We went to the Freud "silver coated" rip blade with 18 tpi IIRC. Worked like a champ. Cut down resin build up on the plate, cut very smoothly, and held its edge well.
Look it up.
Bill

Dave Cav
12-14-2016, 2:51 PM
You might try the Oshlun SBW-120028. It's available on Amazon, not very expensive, and a pretty good general purpose rip blade. I have one, purchased back in 2009, for my Delta 12/14" table saw. You won't find as big a selection of dedicated rip blades in 12" as you will in 10" as most people don't have 12" table saws, but they are out there. Oshlun blades probably aren't quite as high quality as some of the high dollar blades, but I have several of them and have been happy with them.

Joe Wood
12-16-2016, 12:43 AM
Oh I wish I could rip on the bandsaw sometimes but some of the pieces are 10 12' long 2x12!
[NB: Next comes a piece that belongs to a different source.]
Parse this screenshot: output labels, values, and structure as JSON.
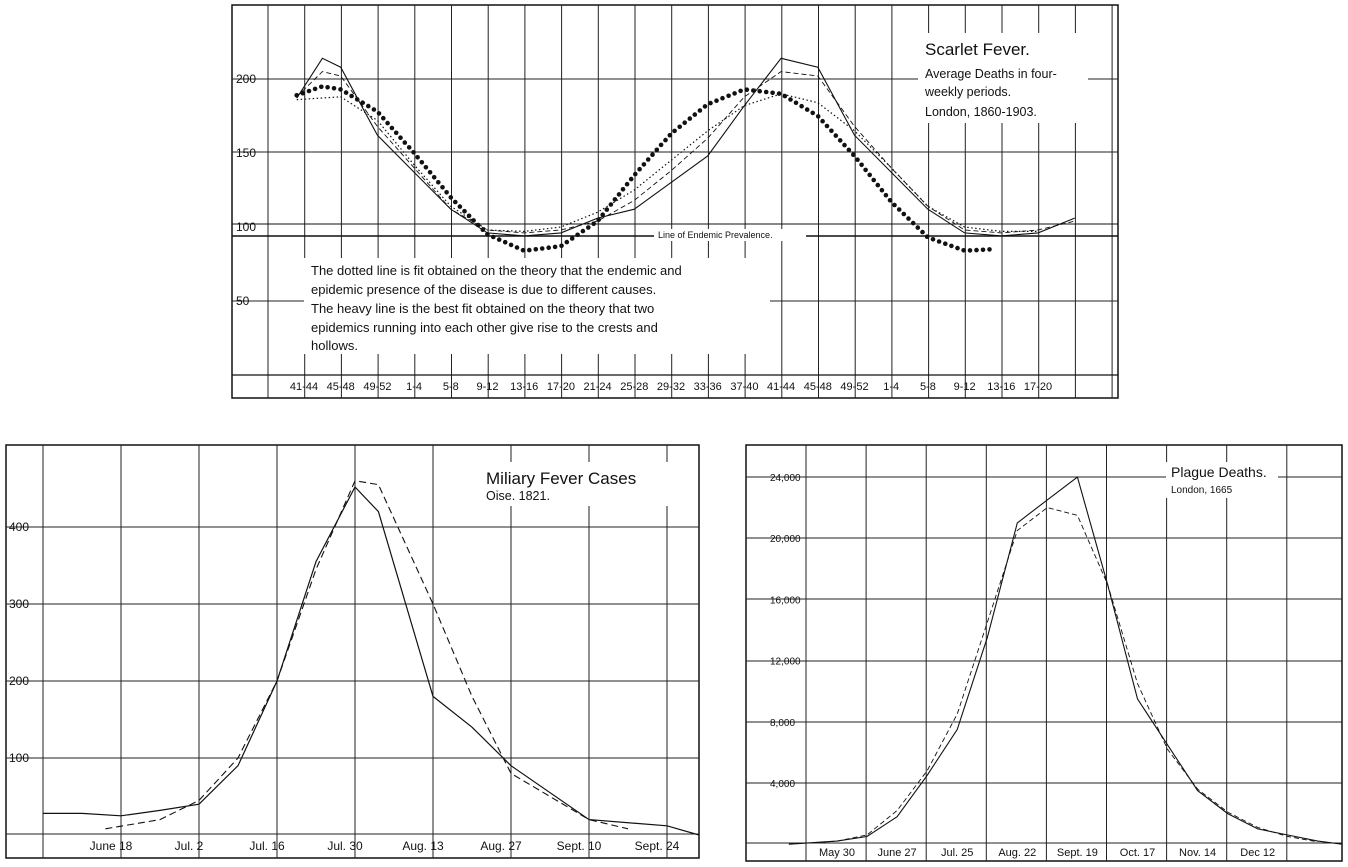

so I went with the Oshlun 28 tooth! Going to be much better then what I've been using.Looks like a nice blade, thanks for the recommendation Dave!

Steve Demuth
12-16-2016, 12:41 PM
Oh I wish I could rip on the bandsaw sometimes but some of the pieces are 10 12' long 2x12!
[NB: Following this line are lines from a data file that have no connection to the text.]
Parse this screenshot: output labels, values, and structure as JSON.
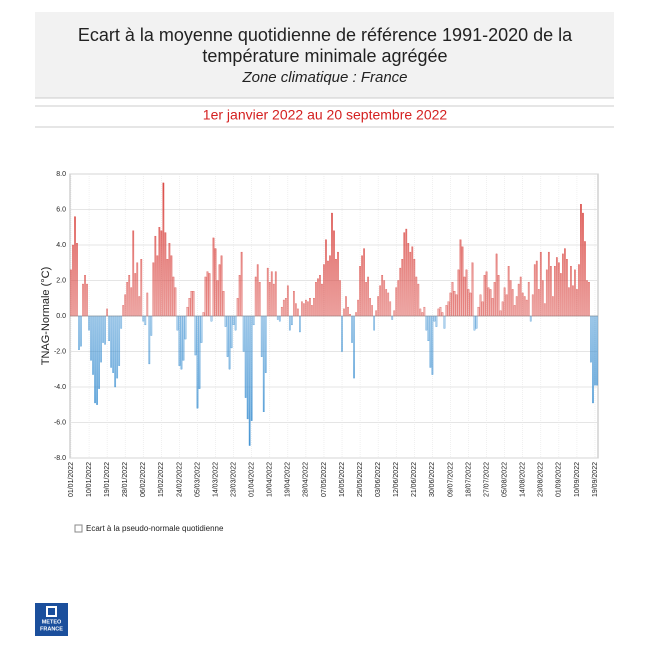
{
  "header": {
    "title_lines": [
      "Ecart à la moyenne quotidienne de référence 1991-2020 de la",
      "température minimale  agrégée"
    ],
    "subtitle": "Zone climatique : France",
    "period": "1er janvier 2022 au 20 septembre 2022"
  },
  "logo": {
    "lines": [
      "METEO",
      "FRANCE"
    ]
  },
  "chart_data": {
    "type": "bar",
    "y_label": "TNAG-Normale (°C)",
    "categories": [
      "01/01/2022",
      null,
      null,
      null,
      null,
      null,
      null,
      null,
      null,
      "10/01/2022",
      null,
      null,
      null,
      null,
      null,
      null,
      null,
      null,
      "19/01/2022",
      null,
      null,
      null,
      null,
      null,
      null,
      null,
      null,
      "28/01/2022",
      null,
      null,
      null,
      null,
      null,
      null,
      null,
      null,
      "06/02/2022",
      null,
      null,
      null,
      null,
      null,
      null,
      null,
      null,
      "15/02/2022",
      null,
      null,
      null,
      null,
      null,
      null,
      null,
      null,
      "24/02/2022",
      null,
      null,
      null,
      null,
      null,
      null,
      null,
      null,
      "05/03/2022",
      null,
      null,
      null,
      null,
      null,
      null,
      null,
      null,
      "14/03/2022",
      null,
      null,
      null,
      null,
      null,
      null,
      null,
      null,
      "23/03/2022",
      null,
      null,
      null,
      null,
      null,
      null,
      null,
      null,
      "01/04/2022",
      null,
      null,
      null,
      null,
      null,
      null,
      null,
      null,
      "10/04/2022",
      null,
      null,
      null,
      null,
      null,
      null,
      null,
      null,
      "19/04/2022",
      null,
      null,
      null,
      null,
      null,
      null,
      null,
      null,
      "28/04/2022",
      null,
      null,
      null,
      null,
      null,
      null,
      null,
      null,
      "07/05/2022",
      null,
      null,
      null,
      null,
      null,
      null,
      null,
      null,
      "16/05/2022",
      null,
      null,
      null,
      null,
      null,
      null,
      null,
      null,
      "25/05/2022",
      null,
      null,
      null,
      null,
      null,
      null,
      null,
      null,
      "03/06/2022",
      null,
      null,
      null,
      null,
      null,
      null,
      null,
      null,
      "12/06/2022",
      null,
      null,
      null,
      null,
      null,
      null,
      null,
      null,
      "21/06/2022",
      null,
      null,
      null,
      null,
      null,
      null,
      null,
      null,
      "30/06/2022",
      null,
      null,
      null,
      null,
      null,
      null,
      null,
      null,
      "09/07/2022",
      null,
      null,
      null,
      null,
      null,
      null,
      null,
      null,
      "18/07/2022",
      null,
      null,
      null,
      null,
      null,
      null,
      null,
      null,
      "27/07/2022",
      null,
      null,
      null,
      null,
      null,
      null,
      null,
      null,
      "05/08/2022",
      null,
      null,
      null,
      null,
      null,
      null,
      null,
      null,
      "14/08/2022",
      null,
      null,
      null,
      null,
      null,
      null,
      null,
      null,
      "23/08/2022",
      null,
      null,
      null,
      null,
      null,
      null,
      null,
      null,
      "01/09/2022",
      null,
      null,
      null,
      null,
      null,
      null,
      null,
      null,
      "10/09/2022",
      null,
      null,
      null,
      null,
      null,
      null,
      null,
      null,
      "19/09/2022",
      null
    ],
    "series": [
      {
        "name": "Ecart à la pseudo-normale quotidienne",
        "color": "#d9443f",
        "negative_color": "#3b8fd1",
        "values": [
          2.6,
          4.0,
          5.6,
          4.1,
          -1.9,
          -1.7,
          1.8,
          2.3,
          1.8,
          -0.8,
          -2.5,
          -3.3,
          -4.9,
          -5.0,
          -4.1,
          -2.6,
          -1.5,
          -1.6,
          0.4,
          -1.4,
          -2.9,
          -3.2,
          -4.0,
          -3.5,
          -2.8,
          -0.7,
          0.6,
          1.2,
          1.9,
          2.3,
          1.6,
          4.8,
          2.4,
          3.0,
          1.1,
          3.2,
          -0.3,
          -0.5,
          1.3,
          -2.7,
          -1.1,
          3.0,
          4.5,
          3.4,
          5.0,
          4.8,
          7.5,
          4.7,
          3.2,
          4.1,
          3.4,
          2.2,
          1.6,
          -0.8,
          -2.8,
          -3.0,
          -2.5,
          -1.3,
          0.5,
          1.0,
          1.4,
          1.4,
          -2.2,
          -5.2,
          -4.1,
          -1.5,
          0.2,
          2.2,
          2.5,
          2.4,
          -0.3,
          4.4,
          3.8,
          2.0,
          2.9,
          3.4,
          1.4,
          -0.6,
          -2.3,
          -3.0,
          -1.8,
          -0.5,
          -0.8,
          1.0,
          2.3,
          3.6,
          -2.0,
          -4.6,
          -5.8,
          -7.3,
          -5.9,
          -0.5,
          2.2,
          2.9,
          1.9,
          -2.3,
          -5.4,
          -3.2,
          2.7,
          1.9,
          2.5,
          1.8,
          2.5,
          -0.2,
          -0.3,
          0.5,
          0.9,
          1.0,
          1.7,
          -0.8,
          -0.5,
          1.4,
          0.7,
          0.4,
          -0.9,
          0.8,
          0.7,
          0.9,
          0.8,
          1.0,
          0.6,
          1.0,
          1.9,
          2.1,
          2.3,
          1.8,
          2.9,
          4.3,
          3.1,
          3.4,
          5.8,
          4.8,
          3.2,
          3.6,
          2.0,
          -2.0,
          0.4,
          1.1,
          0.5,
          0.1,
          -1.5,
          -3.5,
          0.2,
          0.9,
          2.8,
          3.4,
          3.8,
          1.9,
          2.2,
          1.0,
          0.6,
          -0.8,
          0.3,
          1.1,
          1.7,
          2.3,
          2.0,
          1.5,
          1.3,
          0.8,
          -0.2,
          0.3,
          1.6,
          2.0,
          2.7,
          3.2,
          4.7,
          4.9,
          4.1,
          3.6,
          3.9,
          3.2,
          2.2,
          1.8,
          0.4,
          0.2,
          0.5,
          -0.8,
          -1.4,
          -2.9,
          -3.3,
          -0.3,
          -0.6,
          0.4,
          0.5,
          0.2,
          -0.7,
          0.6,
          0.8,
          1.3,
          1.9,
          1.4,
          1.2,
          2.6,
          4.3,
          3.9,
          2.2,
          2.6,
          1.5,
          1.3,
          3.0,
          -0.8,
          -0.7,
          0.5,
          1.2,
          0.8,
          2.3,
          2.5,
          1.6,
          1.5,
          1.0,
          1.9,
          3.5,
          2.3,
          0.3,
          0.8,
          1.6,
          1.2,
          2.8,
          2.0,
          1.5,
          0.6,
          1.1,
          1.8,
          2.2,
          1.3,
          1.1,
          0.9,
          1.9,
          -0.3,
          1.2,
          2.9,
          3.1,
          1.5,
          3.6,
          2.0,
          0.7,
          2.6,
          3.6,
          2.8,
          1.1,
          2.8,
          3.3,
          3.0,
          2.4,
          3.5,
          3.8,
          3.2,
          1.6,
          2.8,
          1.7,
          2.6,
          1.5,
          2.9,
          6.3,
          5.8,
          4.2,
          2.0,
          1.9,
          -2.6,
          -4.9,
          -3.9,
          -3.9
        ]
      }
    ],
    "ylim": [
      -8,
      8
    ],
    "yticks": [
      {
        "value": -8,
        "label": "-8.0"
      },
      {
        "value": -6,
        "label": "-6.0"
      },
      {
        "value": -4,
        "label": "-4.0"
      },
      {
        "value": -2,
        "label": "-2.0"
      },
      {
        "value": 0,
        "label": "0.0"
      },
      {
        "value": 2,
        "label": "2.0"
      },
      {
        "value": 4,
        "label": "4.0"
      },
      {
        "value": 6,
        "label": "6.0"
      },
      {
        "value": 8,
        "label": "8.0"
      }
    ],
    "grid": true
  }
}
How does being a 12' long 2X12 mean you can't rip on a bandsaw? What am I missing?

Joe Wood
12-16-2016, 1:18 PM
well I have a pretty shakey 8' x 2' OSB I can stand up as an infeed table .. what type infeed outfeed setup do you have??

Jim Becker
12-16-2016, 7:44 PM
My rip blade is a Forrest WW-II in a ripping configuration. While mine is 10" and 20T because I bought it when I still had my cabinet saw, I still use it on my 12" blade capacity slider for "those times" when I need to deal with thick stock efficiently.

Steve Demuth
12-17-2016, 10:02 AM
well I have a pretty shakey 8' x 2' OSB I can stand up as an infeed table .. what type infeed outfeed setup do you have??
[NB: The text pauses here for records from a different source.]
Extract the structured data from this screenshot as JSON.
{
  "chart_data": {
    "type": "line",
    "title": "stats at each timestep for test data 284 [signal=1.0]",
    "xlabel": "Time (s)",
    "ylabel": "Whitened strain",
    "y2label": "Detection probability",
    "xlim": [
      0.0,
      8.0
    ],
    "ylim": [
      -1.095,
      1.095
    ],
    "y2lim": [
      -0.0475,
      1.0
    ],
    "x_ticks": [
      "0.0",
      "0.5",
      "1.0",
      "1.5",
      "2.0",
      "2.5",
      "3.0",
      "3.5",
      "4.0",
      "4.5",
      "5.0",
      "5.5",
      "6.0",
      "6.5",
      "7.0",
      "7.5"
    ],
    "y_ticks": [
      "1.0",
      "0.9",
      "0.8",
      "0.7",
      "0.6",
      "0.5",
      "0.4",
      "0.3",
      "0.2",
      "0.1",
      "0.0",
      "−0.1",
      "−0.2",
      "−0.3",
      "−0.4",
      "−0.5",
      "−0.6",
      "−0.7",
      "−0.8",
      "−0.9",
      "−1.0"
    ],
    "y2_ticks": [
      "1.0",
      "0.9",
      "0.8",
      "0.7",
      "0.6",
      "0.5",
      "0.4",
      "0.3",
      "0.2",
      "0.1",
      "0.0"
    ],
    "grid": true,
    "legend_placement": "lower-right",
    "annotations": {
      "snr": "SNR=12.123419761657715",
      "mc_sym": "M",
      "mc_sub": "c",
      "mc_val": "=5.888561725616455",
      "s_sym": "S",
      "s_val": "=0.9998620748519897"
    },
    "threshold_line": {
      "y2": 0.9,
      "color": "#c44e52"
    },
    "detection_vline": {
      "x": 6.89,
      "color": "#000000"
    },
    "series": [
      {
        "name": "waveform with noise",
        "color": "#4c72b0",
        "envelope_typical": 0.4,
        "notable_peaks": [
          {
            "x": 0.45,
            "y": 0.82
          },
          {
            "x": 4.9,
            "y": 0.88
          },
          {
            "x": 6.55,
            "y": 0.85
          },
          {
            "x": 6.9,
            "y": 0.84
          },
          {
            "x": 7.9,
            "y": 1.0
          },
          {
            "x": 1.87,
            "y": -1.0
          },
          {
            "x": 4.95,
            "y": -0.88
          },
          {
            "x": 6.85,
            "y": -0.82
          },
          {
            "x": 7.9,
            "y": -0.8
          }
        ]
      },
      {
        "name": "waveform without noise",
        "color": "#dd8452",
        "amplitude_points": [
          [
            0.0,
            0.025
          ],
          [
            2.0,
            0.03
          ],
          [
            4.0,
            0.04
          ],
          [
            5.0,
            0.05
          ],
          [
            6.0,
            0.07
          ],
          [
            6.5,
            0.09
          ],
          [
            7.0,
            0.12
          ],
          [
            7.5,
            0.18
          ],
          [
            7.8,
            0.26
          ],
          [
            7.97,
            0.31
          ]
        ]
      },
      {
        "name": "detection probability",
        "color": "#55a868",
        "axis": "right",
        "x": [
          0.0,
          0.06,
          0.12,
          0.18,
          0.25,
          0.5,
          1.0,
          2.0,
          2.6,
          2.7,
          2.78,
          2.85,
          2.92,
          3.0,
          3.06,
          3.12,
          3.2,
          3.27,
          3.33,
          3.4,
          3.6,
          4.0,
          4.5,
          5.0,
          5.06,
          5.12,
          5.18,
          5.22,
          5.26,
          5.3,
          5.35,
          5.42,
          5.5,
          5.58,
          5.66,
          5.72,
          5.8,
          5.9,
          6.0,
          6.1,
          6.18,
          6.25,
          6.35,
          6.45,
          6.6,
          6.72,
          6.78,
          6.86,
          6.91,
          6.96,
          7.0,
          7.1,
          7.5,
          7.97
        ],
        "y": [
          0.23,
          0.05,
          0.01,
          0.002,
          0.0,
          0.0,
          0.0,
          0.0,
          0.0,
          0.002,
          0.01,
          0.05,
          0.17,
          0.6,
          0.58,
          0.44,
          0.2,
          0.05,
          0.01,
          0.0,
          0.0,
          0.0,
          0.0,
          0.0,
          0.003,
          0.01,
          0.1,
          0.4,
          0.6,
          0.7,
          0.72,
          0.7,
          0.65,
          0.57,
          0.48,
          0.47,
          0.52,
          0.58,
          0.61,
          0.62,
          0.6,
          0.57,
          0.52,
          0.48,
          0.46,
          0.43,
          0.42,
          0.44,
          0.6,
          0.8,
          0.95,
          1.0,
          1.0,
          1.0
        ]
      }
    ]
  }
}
I built extension tables about 4' long that bolt to the bandsaw table to use when doing long Rosaes and rips in volume. I can augment those with roller stands. But if I'm just doing a board or two, it's not worth the time attaching the tables - I just line up multiple roller stands. If the table is 20" or so deep, then stands at 2' and 6' from the table, indeed and outfeed, will handle 10' rips nicely.

Joe Wood
12-23-2016, 2:46 PM
Well, that Oshlun 28 tooth is giving me the worst rips I've ever experienced .. It sure looks nice, copper plugs in expansion joints, nice hefty blade body,
but terrible ripped edges.

Dave Cav
12-23-2016, 7:11 PM
That's unfortunate. Mine works fine; maybe you got a bad one. Maybe send it back to Amazon and ask for another? Could you post a picture of the ripped edges?

Earl McLain
12-24-2016, 7:57 AM
I just finished a "farmhouse" table project for our pastor's wife using southern yellow pine (not my choice, but they're the kind of family that will honor the dents & dings as memories). Finished size was 108" x 40", ripped 2 x 12's into 5" wide boards. Could only get about 2 rips between blade cleanings because of the pitch. Switched back & forth between a Freud glue line rip 10" x 24T and an Amana 10" x 20T. I found it hard to tell the difference between the 2 cuts. Left a 40T WW2 on for one rip, and it was not nearly as nice as the other two blades in the softwood. For cherry I tend to favor the Amana, and in oaks & poplar i'd give the Freud a slight edge.

I'd be just fine with NEVER doing another project in pine!!

earl

Lee Schierer
12-24-2016, 8:58 AM
I have the 10" Freud Glue line rip blade and it cuts maple at 1-1/4 as well or better than the thin kerf blade that preceded it. I have a Craftsman contracto saw with a 1/5 Hp motor and it handles this blade well.

However, I spent a lot of time aligning my saw so that the fence is parallel to the miter slots as is the blade. Cut quality on rips is highly dependent on blade alignment.